Impossible de le rater : installé sur le flanc ouest du stade d’Anfield, à Liverpool (Royaume-Uni), se tient le mémorial des victimes de la catastrophe d’Hillsborough – des fleurs fraîches, une flamme éternelle, 97 noms gravés dans le marbre rouge. Le flux des visiteurs est incessant : des habitants du quartier, des écoliers ou des touristes, qui s’y recueillent après avoir fait un selfie devant la statue de Bob Paisley, entraîneur de légende du Liverpool FC, ou acheté un maillot du club.

Trente-cinq ans après les faits, la mémoire des « 97 » demeure vivace sur ces hauteurs de la ville, entre pavillons de briques, pubs dans leur jus et carcasses d’usines. Les supporteurs, les familles des victimes et les survivants n’ont rien oublié, les plaies sont toujours à vif.

C’était le 15 avril 1989, au stade Hillsborough de Sheffield, à deux heures de route d’ici. Des milliers de fidèles du Liverpool FC étaient venus assister à la demi-finale de la Coupe d’Angleterre contre Nottingham Forest. Des centaines d’entre eux, ralentis par un trop petit nombre d’accès au stade, sont arrivés tardivement sur Leppings Lane, une tribune debout déjà bondée, provoquant un effet de saturation. Beaucoup sont morts piétinés et étouffés dans les minutes qui suivirent le début du match. D’autres ont agonisé sur le terrain, faute de secours. Avec 97 morts et plus de 760 blessés, la tragédie est la pire de l’histoire du sport britannique.

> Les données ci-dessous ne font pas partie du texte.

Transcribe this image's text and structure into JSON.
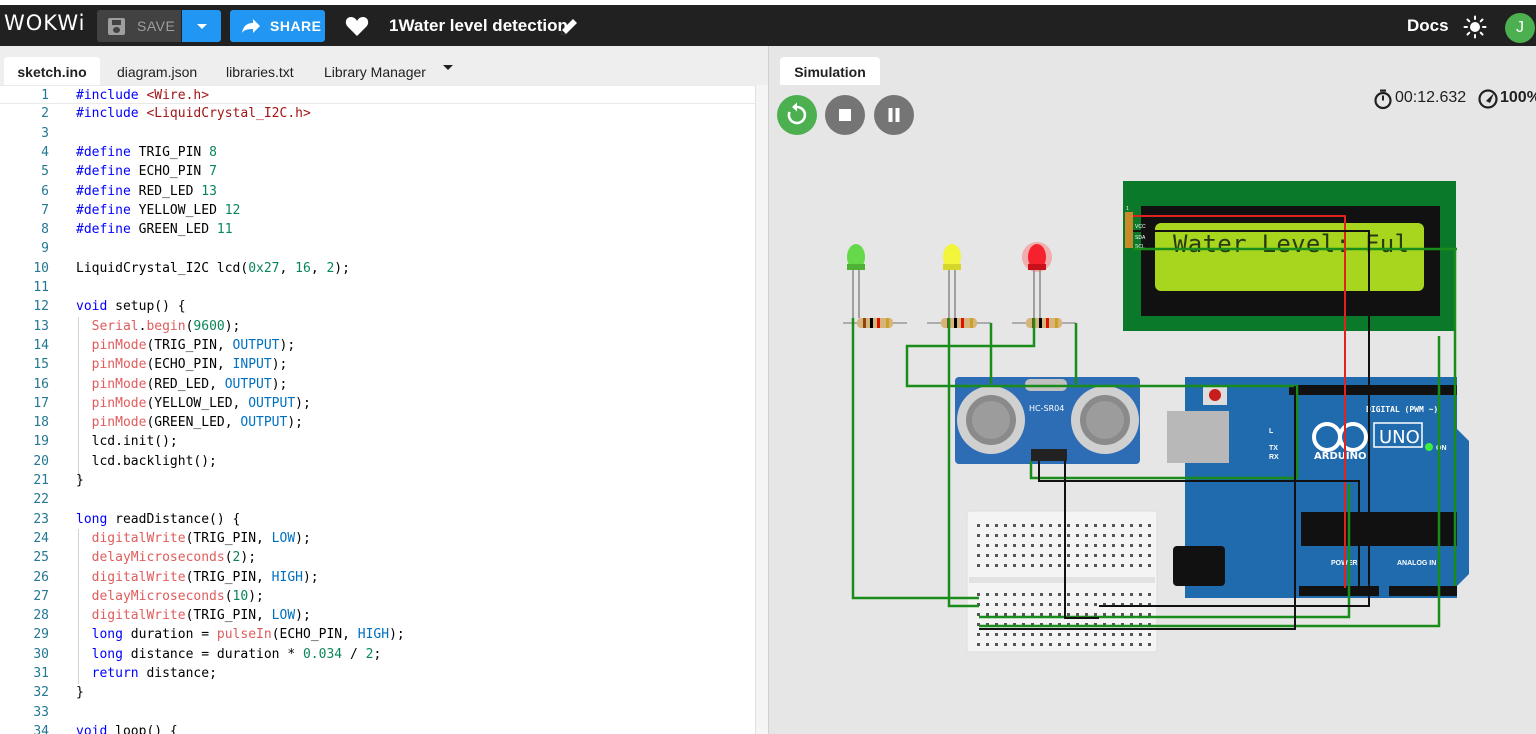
{
  "header": {
    "logo": "WOKWi",
    "save_label": "SAVE",
    "share_label": "SHARE",
    "project_title": "1Water level detection",
    "docs_label": "Docs",
    "avatar_initial": "J"
  },
  "editor": {
    "tabs": [
      {
        "label": "sketch.ino",
        "active": true
      },
      {
        "label": "diagram.json",
        "active": false
      },
      {
        "label": "libraries.txt",
        "active": false
      },
      {
        "label": "Library Manager",
        "active": false
      }
    ],
    "lines": [
      {
        "n": "1",
        "tokens": [
          [
            "pp",
            "#include "
          ],
          [
            "str",
            "<Wire.h>"
          ]
        ]
      },
      {
        "n": "2",
        "tokens": [
          [
            "pp",
            "#include "
          ],
          [
            "str",
            "<LiquidCrystal_I2C.h>"
          ]
        ]
      },
      {
        "n": "3",
        "tokens": []
      },
      {
        "n": "4",
        "tokens": [
          [
            "pp",
            "#define "
          ],
          [
            "plain",
            "TRIG_PIN "
          ],
          [
            "num",
            "8"
          ]
        ]
      },
      {
        "n": "5",
        "tokens": [
          [
            "pp",
            "#define "
          ],
          [
            "plain",
            "ECHO_PIN "
          ],
          [
            "num",
            "7"
          ]
        ]
      },
      {
        "n": "6",
        "tokens": [
          [
            "pp",
            "#define "
          ],
          [
            "plain",
            "RED_LED "
          ],
          [
            "num",
            "13"
          ]
        ]
      },
      {
        "n": "7",
        "tokens": [
          [
            "pp",
            "#define "
          ],
          [
            "plain",
            "YELLOW_LED "
          ],
          [
            "num",
            "12"
          ]
        ]
      },
      {
        "n": "8",
        "tokens": [
          [
            "pp",
            "#define "
          ],
          [
            "plain",
            "GREEN_LED "
          ],
          [
            "num",
            "11"
          ]
        ]
      },
      {
        "n": "9",
        "tokens": []
      },
      {
        "n": "10",
        "tokens": [
          [
            "plain",
            "LiquidCrystal_I2C lcd("
          ],
          [
            "num",
            "0x27"
          ],
          [
            "plain",
            ", "
          ],
          [
            "num",
            "16"
          ],
          [
            "plain",
            ", "
          ],
          [
            "num",
            "2"
          ],
          [
            "plain",
            ");"
          ]
        ]
      },
      {
        "n": "11",
        "tokens": []
      },
      {
        "n": "12",
        "tokens": [
          [
            "kw",
            "void "
          ],
          [
            "plain",
            "setup() {"
          ]
        ]
      },
      {
        "n": "13",
        "tokens": [
          [
            "plain",
            "  "
          ],
          [
            "fn",
            "Serial"
          ],
          [
            "plain",
            "."
          ],
          [
            "fn",
            "begin"
          ],
          [
            "plain",
            "("
          ],
          [
            "num",
            "9600"
          ],
          [
            "plain",
            ");"
          ]
        ]
      },
      {
        "n": "14",
        "tokens": [
          [
            "plain",
            "  "
          ],
          [
            "fn",
            "pinMode"
          ],
          [
            "plain",
            "(TRIG_PIN, "
          ],
          [
            "cst",
            "OUTPUT"
          ],
          [
            "plain",
            ");"
          ]
        ]
      },
      {
        "n": "15",
        "tokens": [
          [
            "plain",
            "  "
          ],
          [
            "fn",
            "pinMode"
          ],
          [
            "plain",
            "(ECHO_PIN, "
          ],
          [
            "cst",
            "INPUT"
          ],
          [
            "plain",
            ");"
          ]
        ]
      },
      {
        "n": "16",
        "tokens": [
          [
            "plain",
            "  "
          ],
          [
            "fn",
            "pinMode"
          ],
          [
            "plain",
            "(RED_LED, "
          ],
          [
            "cst",
            "OUTPUT"
          ],
          [
            "plain",
            ");"
          ]
        ]
      },
      {
        "n": "17",
        "tokens": [
          [
            "plain",
            "  "
          ],
          [
            "fn",
            "pinMode"
          ],
          [
            "plain",
            "(YELLOW_LED, "
          ],
          [
            "cst",
            "OUTPUT"
          ],
          [
            "plain",
            ");"
          ]
        ]
      },
      {
        "n": "18",
        "tokens": [
          [
            "plain",
            "  "
          ],
          [
            "fn",
            "pinMode"
          ],
          [
            "plain",
            "(GREEN_LED, "
          ],
          [
            "cst",
            "OUTPUT"
          ],
          [
            "plain",
            ");"
          ]
        ]
      },
      {
        "n": "19",
        "tokens": [
          [
            "plain",
            "  lcd.init();"
          ]
        ]
      },
      {
        "n": "20",
        "tokens": [
          [
            "plain",
            "  lcd.backlight();"
          ]
        ]
      },
      {
        "n": "21",
        "tokens": [
          [
            "plain",
            "}"
          ]
        ]
      },
      {
        "n": "22",
        "tokens": []
      },
      {
        "n": "23",
        "tokens": [
          [
            "kw",
            "long "
          ],
          [
            "plain",
            "readDistance() {"
          ]
        ]
      },
      {
        "n": "24",
        "tokens": [
          [
            "plain",
            "  "
          ],
          [
            "fn",
            "digitalWrite"
          ],
          [
            "plain",
            "(TRIG_PIN, "
          ],
          [
            "cst",
            "LOW"
          ],
          [
            "plain",
            ");"
          ]
        ]
      },
      {
        "n": "25",
        "tokens": [
          [
            "plain",
            "  "
          ],
          [
            "fn",
            "delayMicroseconds"
          ],
          [
            "plain",
            "("
          ],
          [
            "num",
            "2"
          ],
          [
            "plain",
            ");"
          ]
        ]
      },
      {
        "n": "26",
        "tokens": [
          [
            "plain",
            "  "
          ],
          [
            "fn",
            "digitalWrite"
          ],
          [
            "plain",
            "(TRIG_PIN, "
          ],
          [
            "cst",
            "HIGH"
          ],
          [
            "plain",
            ");"
          ]
        ]
      },
      {
        "n": "27",
        "tokens": [
          [
            "plain",
            "  "
          ],
          [
            "fn",
            "delayMicroseconds"
          ],
          [
            "plain",
            "("
          ],
          [
            "num",
            "10"
          ],
          [
            "plain",
            ");"
          ]
        ]
      },
      {
        "n": "28",
        "tokens": [
          [
            "plain",
            "  "
          ],
          [
            "fn",
            "digitalWrite"
          ],
          [
            "plain",
            "(TRIG_PIN, "
          ],
          [
            "cst",
            "LOW"
          ],
          [
            "plain",
            ");"
          ]
        ]
      },
      {
        "n": "29",
        "tokens": [
          [
            "plain",
            "  "
          ],
          [
            "kw",
            "long "
          ],
          [
            "plain",
            "duration = "
          ],
          [
            "fn",
            "pulseIn"
          ],
          [
            "plain",
            "(ECHO_PIN, "
          ],
          [
            "cst",
            "HIGH"
          ],
          [
            "plain",
            ");"
          ]
        ]
      },
      {
        "n": "30",
        "tokens": [
          [
            "plain",
            "  "
          ],
          [
            "kw",
            "long "
          ],
          [
            "plain",
            "distance = duration * "
          ],
          [
            "num",
            "0.034"
          ],
          [
            "plain",
            " / "
          ],
          [
            "num",
            "2"
          ],
          [
            "plain",
            ";"
          ]
        ]
      },
      {
        "n": "31",
        "tokens": [
          [
            "plain",
            "  "
          ],
          [
            "kw",
            "return "
          ],
          [
            "plain",
            "distance;"
          ]
        ]
      },
      {
        "n": "32",
        "tokens": [
          [
            "plain",
            "}"
          ]
        ]
      },
      {
        "n": "33",
        "tokens": []
      },
      {
        "n": "34",
        "tokens": [
          [
            "kw",
            "void "
          ],
          [
            "plain",
            "loop() {"
          ]
        ]
      }
    ]
  },
  "simulation": {
    "tab_label": "Simulation",
    "timer": "00:12.632",
    "speed": "100%",
    "lcd_text": "Water Level: Ful",
    "sensor_label": "HC-SR04",
    "board_brand": "ARDUINO",
    "board_model": "UNO",
    "board_digital_label": "DIGITAL (PWM ~)",
    "board_analog_label": "ANALOG IN",
    "board_power_label": "POWER",
    "board_tx": "TX",
    "board_rx": "RX",
    "board_l": "L",
    "board_on": "ON",
    "led_colors": {
      "green": "#66d94a",
      "yellow": "#f3f53a",
      "red": "#f5212d"
    },
    "lcd_pins": [
      "1",
      "VCC",
      "SDA",
      "SCL"
    ]
  },
  "colors": {
    "header_bg": "#212121",
    "accent_blue": "#2196f3",
    "run_green": "#4caf50",
    "control_gray": "#757575",
    "wire_green": "#1a8c1a",
    "wire_red": "#e0231e",
    "wire_black": "#111111"
  }
}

Une justice à deux vitesses

La Fédération anglaise de football n’aurait jamais dû choisir ce stade aux normes de sécurité déficientes. Quant à la police du Yorkshire du Sud alors dirigée par un commissaire inexpérimenté en matière de grands rendez-vous sportifs, elle a commis l’erreur de diriger des centaines de fans vers des travées déjà pleines. Pour autant, la police leur a presque immédiatement fait porter la responsabilité du drame, les accusant d’avoir trop bu et d’avoir provoqué la bousculade pour pénétrer de force dans le stade.

Les médias britanniques, le Sun en tête, ont repris cette version, présentant les fans comme des hooligans. Ce mensonge avait l’apparence de la vérité : à l’époque, la violence était endémique dans les stades. A Bruxelles quatre ans plus tôt, une bousculade provoquée par des charges de hooligans anglais avant un match Liverpool-Juventus Turin, finale de la Coupe d’Europe des clubs champions, avait entraîné la mort de 39 personnes.